In a statement, Benjamin Castillo, Bankers Association of the Philippines (BAP) managing director, said his group appreciated the central bank’s “move to adopt this pricing philosophy that is market-driven and customer-centered.”
“This policy promotes competition and efficiency in the banks’ effort to deliver better services to the banking public,” he added.
This comes after some of the country’s biggest banks announced earlier this week that beginning April 7, fees for cash withdrawals and balance inquiries would be set by the bank that owns the ATMs that customers use.
BDO Unibank Inc. is currently charging non-BDO ATM holders P18 for withdrawals and P2 for balance inquiries.
Metropolitan Bank & Trust Co. (Metrobank) and the Bank of the Philippine Islands (BPI) announced that fees for non-Metrobank and non-BPI cardholders transacting on their ATMs would be P18 for withdrawals and P2 for balance inquiries.
Despite this, BAP assured the banking public that cardholders who continue to use the ATMs of their respective banks would still enjoy these machines’ services for free.

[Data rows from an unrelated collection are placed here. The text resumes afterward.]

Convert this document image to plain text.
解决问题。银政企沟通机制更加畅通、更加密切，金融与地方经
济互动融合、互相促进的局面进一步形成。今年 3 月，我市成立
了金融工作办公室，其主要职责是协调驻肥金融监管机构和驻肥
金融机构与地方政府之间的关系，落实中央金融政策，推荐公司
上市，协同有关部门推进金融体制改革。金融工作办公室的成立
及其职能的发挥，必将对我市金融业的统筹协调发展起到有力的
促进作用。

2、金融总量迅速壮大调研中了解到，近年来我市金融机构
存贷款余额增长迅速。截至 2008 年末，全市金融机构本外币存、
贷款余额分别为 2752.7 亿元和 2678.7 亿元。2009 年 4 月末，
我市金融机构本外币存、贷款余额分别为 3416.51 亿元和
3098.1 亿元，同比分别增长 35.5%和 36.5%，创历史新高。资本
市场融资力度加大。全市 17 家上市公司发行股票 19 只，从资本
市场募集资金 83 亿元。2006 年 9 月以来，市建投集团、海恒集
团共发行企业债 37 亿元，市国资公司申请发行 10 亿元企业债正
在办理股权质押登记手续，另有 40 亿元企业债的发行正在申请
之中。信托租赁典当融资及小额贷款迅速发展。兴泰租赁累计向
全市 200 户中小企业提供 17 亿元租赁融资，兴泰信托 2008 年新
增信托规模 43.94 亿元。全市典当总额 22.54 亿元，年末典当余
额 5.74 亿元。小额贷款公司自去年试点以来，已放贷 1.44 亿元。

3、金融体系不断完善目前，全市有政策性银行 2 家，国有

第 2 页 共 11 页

“Cardholders who choose to transact using an ATM of another bank will still have an option to proceed or not to proceed with his transaction, mindful of the ATM fee that will be charged,” Castillo said. “[N]o fee will be charged if the cardholder will use the ATM terminal of his bank.”
Meanwhile, consumer advocacy group Laban Konsyumer Inc. (LKI) said that while the new ATM charging policy might help prevent the spread of Covid-19 by limiting customers’ mobility, it was still “not appropriate” at this time.
LKI President Vic Dimagiba told The Manila Times that although the scheme would ensure that depositors would easily access their money anywhere and anytime in the same bank, and comply with health protocols, it is “counterproductive to the cashless policy.”
“Banks should give rewards to the depositors that patronize the ATM facilities. [They should] add more mobility and transfer options,” Dimagiba said.
Banks do not need to adjust ATM charges as they “have [already] recovered their capital investments in the ATM facilities,” he added.
The central bank lifted the moratorium on raising ATM fees in July 2019, saying then the anticipated fee adjustments should encourage the public to consider using other modes of banking transactions, like electronic channels.